When a founder tells me the calls are going well because everyone says it’s interesting, I assume they have a sales problem.
Not a product problem. A sales problem.
Because “interesting” isn’t progress. It feels like progress, which is what makes it dangerous.
Here’s what’s actually happening. The founder is running an education call and thinks they’re running a business call. Those are not the same thing.
An education call leaves the buyer smarter. A business call leaves the buyer unsettled.
Buyers don’t change behavior when they learn something. They change behavior when something they were comfortable with stops feeling acceptable. Most technical founders optimize for understanding. Understanding is comfortable. Comfortable doesn’t move.
So the buyer leaves saying “this is really interesting,” which sounds positive. What they mean is: that was engaging, and I don’t feel compelled to do anything about it.
That’s the gap.
I was coaching a founder recently who was running five to ten demos a week and closing one every few weeks. He told me the problem was timing. Prospects kept saying “let’s revisit in September,” “we’re changing comp plans next year,” “not the right moment.”
He concluded he needed more pipeline.
That’s the trap. If you’re getting meetings but nobody moves, you don’t have a pipeline problem. You have an urgency problem. More pipeline just means more people telling you it’s interesting.
He kept focusing on qualification and methodology. Discovery. Process. But the buyer wasn’t feeling enough pain to act, and no amount of process fixes that.
Here’s the part most founders miss. The buyer usually hands you the real problem, and the founder collects it instead of staying on it.
One founder I worked with had a prospect say they were trying to land several million-dollar accounts, that the trust cycle was running eight or nine months, that they needed to break into the top firms. That was the signal. The buyer was telling him exactly what kept them up at night.

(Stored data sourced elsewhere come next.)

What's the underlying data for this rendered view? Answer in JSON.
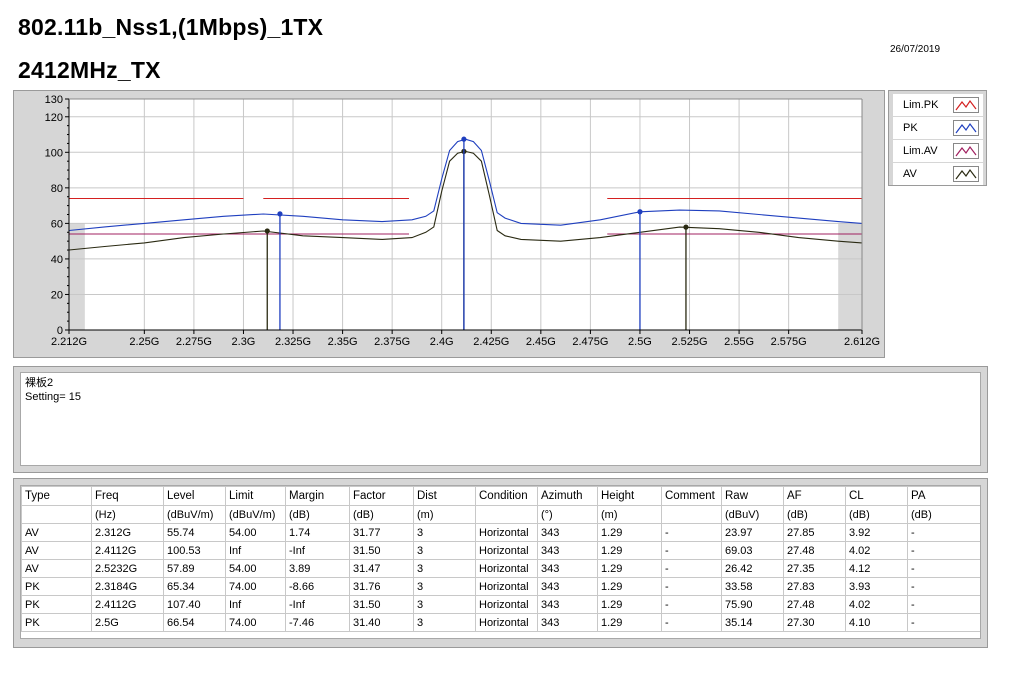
{
  "header": {
    "title_line1": "802.11b_Nss1,(1Mbps)_1TX",
    "title_line2": "2412MHz_TX",
    "date": "26/07/2019"
  },
  "colors": {
    "pk": "#1f3fbf",
    "av": "#2a2a12",
    "limit": "#d42020",
    "limit_av": "#a02060",
    "plot_bg": "#ffffff",
    "plot_out": "#d8d8d8"
  },
  "legend": [
    {
      "label": "Lim.PK",
      "color": "#d42020"
    },
    {
      "label": "PK",
      "color": "#1f3fbf"
    },
    {
      "label": "Lim.AV",
      "color": "#a02060"
    },
    {
      "label": "AV",
      "color": "#2a2a12"
    }
  ],
  "chart_data": {
    "type": "line",
    "xlim": [
      2.212,
      2.612
    ],
    "ylim": [
      0,
      130
    ],
    "x_ticks": [
      2.212,
      2.25,
      2.275,
      2.3,
      2.325,
      2.35,
      2.375,
      2.4,
      2.425,
      2.45,
      2.475,
      2.5,
      2.525,
      2.55,
      2.575,
      2.612
    ],
    "x_tick_labels": [
      "2.212G",
      "2.25G",
      "2.275G",
      "2.3G",
      "2.325G",
      "2.35G",
      "2.375G",
      "2.4G",
      "2.425G",
      "2.45G",
      "2.475G",
      "2.5G",
      "2.525G",
      "2.55G",
      "2.575G",
      "2.612G"
    ],
    "y_ticks": [
      0,
      20,
      40,
      60,
      80,
      100,
      120,
      130
    ],
    "y_tick_labels": [
      "0",
      "20",
      "40",
      "60",
      "80",
      "100",
      "120",
      "130"
    ],
    "limits": [
      {
        "name": "Lim.PK",
        "segments": [
          [
            2.212,
            2.3,
            74
          ],
          [
            2.31,
            2.3835,
            74
          ],
          [
            2.4835,
            2.612,
            74
          ]
        ]
      },
      {
        "name": "Lim.AV",
        "segments": [
          [
            2.212,
            2.3835,
            54
          ],
          [
            2.4835,
            2.612,
            54
          ]
        ]
      }
    ],
    "series": [
      {
        "name": "PK",
        "x": [
          2.212,
          2.23,
          2.25,
          2.27,
          2.29,
          2.31,
          2.33,
          2.35,
          2.37,
          2.385,
          2.392,
          2.396,
          2.4,
          2.404,
          2.408,
          2.412,
          2.416,
          2.42,
          2.424,
          2.428,
          2.432,
          2.44,
          2.46,
          2.48,
          2.5,
          2.52,
          2.54,
          2.56,
          2.58,
          2.6,
          2.612
        ],
        "y": [
          56,
          58,
          60,
          62,
          64,
          65.3,
          64,
          62,
          61,
          62,
          64,
          67,
          85,
          101,
          106,
          107.4,
          106,
          101,
          84,
          66,
          63,
          60,
          59,
          62,
          66.5,
          67.5,
          67,
          65,
          63,
          61,
          60
        ]
      },
      {
        "name": "AV",
        "x": [
          2.212,
          2.23,
          2.25,
          2.27,
          2.29,
          2.31,
          2.33,
          2.35,
          2.37,
          2.385,
          2.392,
          2.396,
          2.4,
          2.404,
          2.408,
          2.412,
          2.416,
          2.42,
          2.424,
          2.428,
          2.432,
          2.44,
          2.46,
          2.48,
          2.5,
          2.52,
          2.54,
          2.56,
          2.58,
          2.6,
          2.612
        ],
        "y": [
          45,
          47,
          49,
          52,
          54,
          55.7,
          53,
          52,
          51,
          52,
          55,
          58,
          78,
          95,
          99.5,
          100.5,
          99.5,
          95,
          76,
          56,
          53,
          51,
          50,
          52,
          55,
          57.9,
          57,
          55,
          52,
          50,
          49
        ]
      }
    ],
    "markers": [
      {
        "series": "AV",
        "x": 2.312,
        "y": 55.74
      },
      {
        "series": "AV",
        "x": 2.4112,
        "y": 100.53
      },
      {
        "series": "AV",
        "x": 2.5232,
        "y": 57.89
      },
      {
        "series": "PK",
        "x": 2.3184,
        "y": 65.34
      },
      {
        "series": "PK",
        "x": 2.4112,
        "y": 107.4
      },
      {
        "series": "PK",
        "x": 2.5,
        "y": 66.54
      }
    ]
  },
  "note": {
    "line1": "裸板2",
    "line2": "Setting= 15"
  },
  "table": {
    "headers": [
      "Type",
      "Freq",
      "Level",
      "Limit",
      "Margin",
      "Factor",
      "Dist",
      "Condition",
      "Azimuth",
      "Height",
      "Comment",
      "Raw",
      "AF",
      "CL",
      "PA"
    ],
    "units": [
      "",
      "(Hz)",
      "(dBuV/m)",
      "(dBuV/m)",
      "(dB)",
      "(dB)",
      "(m)",
      "",
      "(°)",
      "(m)",
      "",
      "(dBuV)",
      "(dB)",
      "(dB)",
      "(dB)"
    ],
    "rows": [
      [
        "AV",
        "2.312G",
        "55.74",
        "54.00",
        "1.74",
        "31.77",
        "3",
        "Horizontal",
        "343",
        "1.29",
        "-",
        "23.97",
        "27.85",
        "3.92",
        "-"
      ],
      [
        "AV",
        "2.4112G",
        "100.53",
        "Inf",
        "-Inf",
        "31.50",
        "3",
        "Horizontal",
        "343",
        "1.29",
        "-",
        "69.03",
        "27.48",
        "4.02",
        "-"
      ],
      [
        "AV",
        "2.5232G",
        "57.89",
        "54.00",
        "3.89",
        "31.47",
        "3",
        "Horizontal",
        "343",
        "1.29",
        "-",
        "26.42",
        "27.35",
        "4.12",
        "-"
      ],
      [
        "PK",
        "2.3184G",
        "65.34",
        "74.00",
        "-8.66",
        "31.76",
        "3",
        "Horizontal",
        "343",
        "1.29",
        "-",
        "33.58",
        "27.83",
        "3.93",
        "-"
      ],
      [
        "PK",
        "2.4112G",
        "107.40",
        "Inf",
        "-Inf",
        "31.50",
        "3",
        "Horizontal",
        "343",
        "1.29",
        "-",
        "75.90",
        "27.48",
        "4.02",
        "-"
      ],
      [
        "PK",
        "2.5G",
        "66.54",
        "74.00",
        "-7.46",
        "31.40",
        "3",
        "Horizontal",
        "343",
        "1.29",
        "-",
        "35.14",
        "27.30",
        "4.10",
        "-"
      ]
    ]
  }
}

The founder said, “So are you trying to get more of those?”
The room cooled immediately.
The buyer signals. The founder collects. The buyer says “this is the thing keeping me up at night,” and the founder says “interesting, tell me more about your broader strategy.” The opportunity dies right there. Not because the product was wrong. Because the tension disappeared the second it showed up.

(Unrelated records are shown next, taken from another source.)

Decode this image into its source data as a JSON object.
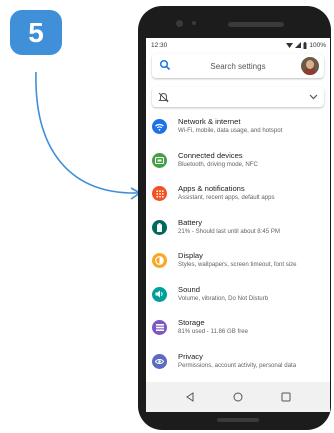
{
  "step": {
    "number": "5"
  },
  "status_bar": {
    "time": "12:30",
    "battery": "100%"
  },
  "search": {
    "placeholder": "Search settings"
  },
  "settings": [
    {
      "title": "Network & internet",
      "subtitle": "Wi-Fi, mobile, data usage, and hotspot",
      "icon": "wifi-icon",
      "color": "#1a73e8"
    },
    {
      "title": "Connected devices",
      "subtitle": "Bluetooth, driving mode, NFC",
      "icon": "devices-icon",
      "color": "#43a047"
    },
    {
      "title": "Apps & notifications",
      "subtitle": "Assistant, recent apps, default apps",
      "icon": "apps-icon",
      "color": "#f4511e"
    },
    {
      "title": "Battery",
      "subtitle": "21% - Should last until about 8:45 PM",
      "icon": "battery-icon",
      "color": "#00695c"
    },
    {
      "title": "Display",
      "subtitle": "Styles, wallpapers, screen timeout, font size",
      "icon": "display-icon",
      "color": "#f9a825"
    },
    {
      "title": "Sound",
      "subtitle": "Volume, vibration, Do Not Disturb",
      "icon": "sound-icon",
      "color": "#00a19b"
    },
    {
      "title": "Storage",
      "subtitle": "81% used - 11.86 GB free",
      "icon": "storage-icon",
      "color": "#7e57c2"
    },
    {
      "title": "Privacy",
      "subtitle": "Permissions, account activity, personal data",
      "icon": "privacy-icon",
      "color": "#5c6bc0"
    }
  ],
  "colors": {
    "step_badge": "#3f8fd9",
    "arrow": "#3f8fd9",
    "search_icon": "#1a73e8"
  }
}
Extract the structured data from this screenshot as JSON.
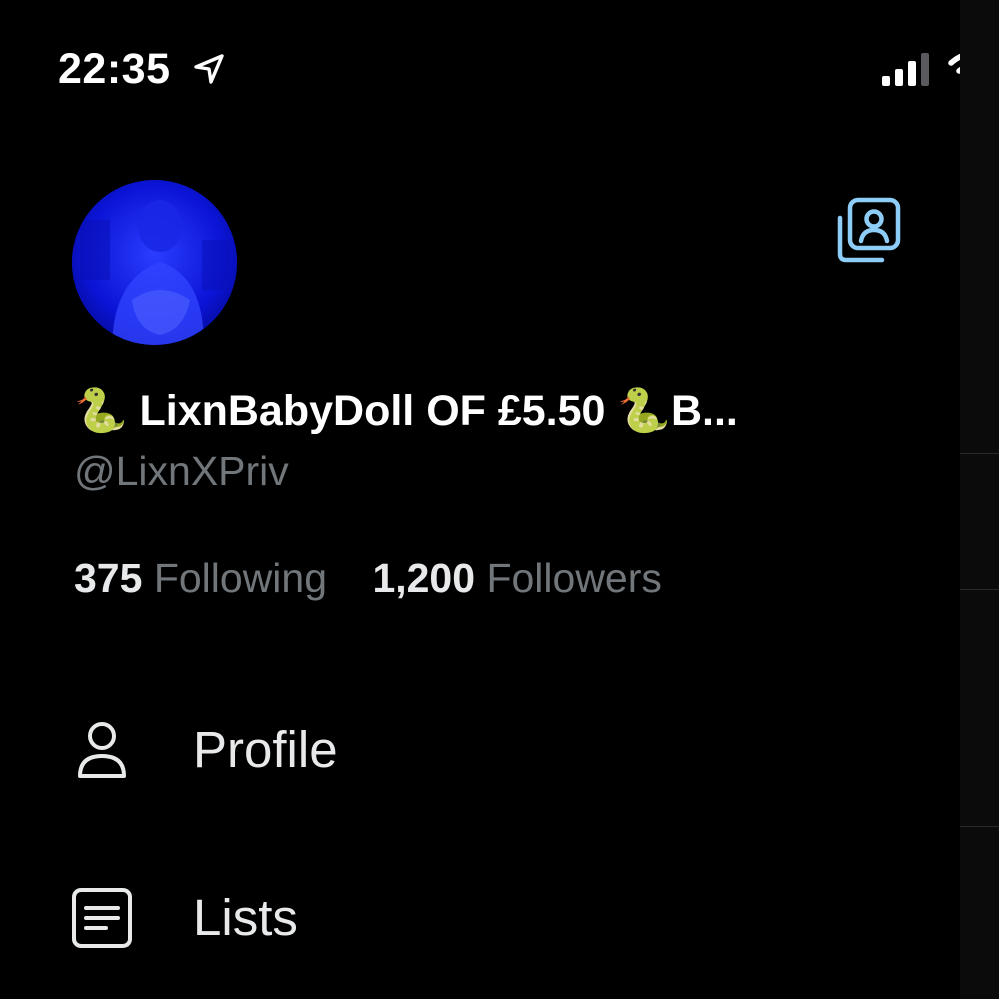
{
  "status_bar": {
    "time": "22:35",
    "location_icon": "location-arrow-icon",
    "signal_icon": "cellular-signal-icon",
    "wifi_icon": "wifi-icon"
  },
  "profile": {
    "display_name": "🐍 LixnBabyDoll OF £5.50 🐍B...",
    "handle": "@LixnXPriv",
    "avatar_icon": "avatar",
    "accounts_icon": "switch-accounts-icon",
    "following_count": "375",
    "following_label": "Following",
    "followers_count": "1,200",
    "followers_label": "Followers"
  },
  "menu": {
    "items": [
      {
        "label": "Profile",
        "icon": "person-icon"
      },
      {
        "label": "Lists",
        "icon": "list-document-icon"
      }
    ]
  },
  "colors": {
    "background": "#000000",
    "primary_text": "#e7e9ea",
    "secondary_text": "#71767b",
    "accent": "#8ecdf8",
    "avatar_bg": "#0a12c8"
  }
}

Another founder, this one in competitive intelligence, figured out something that changed how he sold. His buyers weren’t buying to improve their research. They were buying because they were terrified of missing something. One is optimization. The other is fear. Buyers move much faster around fear.

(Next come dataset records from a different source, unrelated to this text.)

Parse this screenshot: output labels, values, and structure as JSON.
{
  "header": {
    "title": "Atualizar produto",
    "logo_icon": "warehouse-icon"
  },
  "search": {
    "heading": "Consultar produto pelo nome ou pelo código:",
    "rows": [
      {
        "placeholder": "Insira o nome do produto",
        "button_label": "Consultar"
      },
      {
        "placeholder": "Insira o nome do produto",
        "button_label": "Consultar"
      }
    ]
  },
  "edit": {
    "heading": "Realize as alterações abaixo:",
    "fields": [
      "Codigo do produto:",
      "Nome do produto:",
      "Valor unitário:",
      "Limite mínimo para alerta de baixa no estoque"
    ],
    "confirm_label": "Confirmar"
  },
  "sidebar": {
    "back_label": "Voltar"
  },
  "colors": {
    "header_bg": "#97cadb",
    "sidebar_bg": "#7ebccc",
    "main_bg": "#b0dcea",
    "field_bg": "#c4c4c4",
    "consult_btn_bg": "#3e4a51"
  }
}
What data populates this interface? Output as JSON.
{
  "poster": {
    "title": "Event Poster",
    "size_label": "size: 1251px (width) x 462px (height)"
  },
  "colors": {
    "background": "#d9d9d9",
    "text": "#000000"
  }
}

People buy painkillers, not vitamins. Nobody rushes out at midnight because they forgot a vitamin. They do when they have a toothache.
Most early-stage founders position the product as a vitamin. Slightly better. More efficient. Helpful. Interesting. And then they wonder why nobody moves.
This is also why founders get trapped in logistics too early. One founder I coached had a prospect leaning all the way into a conversation about strategic accounts and trust. Then he pivoted into how the service actually works, and the energy left the room. Logistics are emotionally safe. Tension isn’t. Founders reach for logistics because logistics feel controllable. But the moment the conversation goes procedural before the buyer is bought in, the tension is gone.
If there’s no tension in the conversation, there’s probably no deal.
Buyers don’t pay to learn. They pay to resolve something. Risk, exposure, a missed window, a problem they can’t keep ignoring. The founders who close consistently aren’t the ones with the best demos. They’re the ones who can make a buyer feel: we can’t keep operating like this.
That’s why some founders close with an incomplete product while others lose with better technology. One creates tension. The other creates interest. And interest without tension is just education, which means follow up in September, which means your Q3 pipeline is artificially inflated.
So when everyone keeps saying “this is really interesting,” don’t ask how to improve the demo.
Ask what the buyer should have felt uncomfortable about, and didn’t.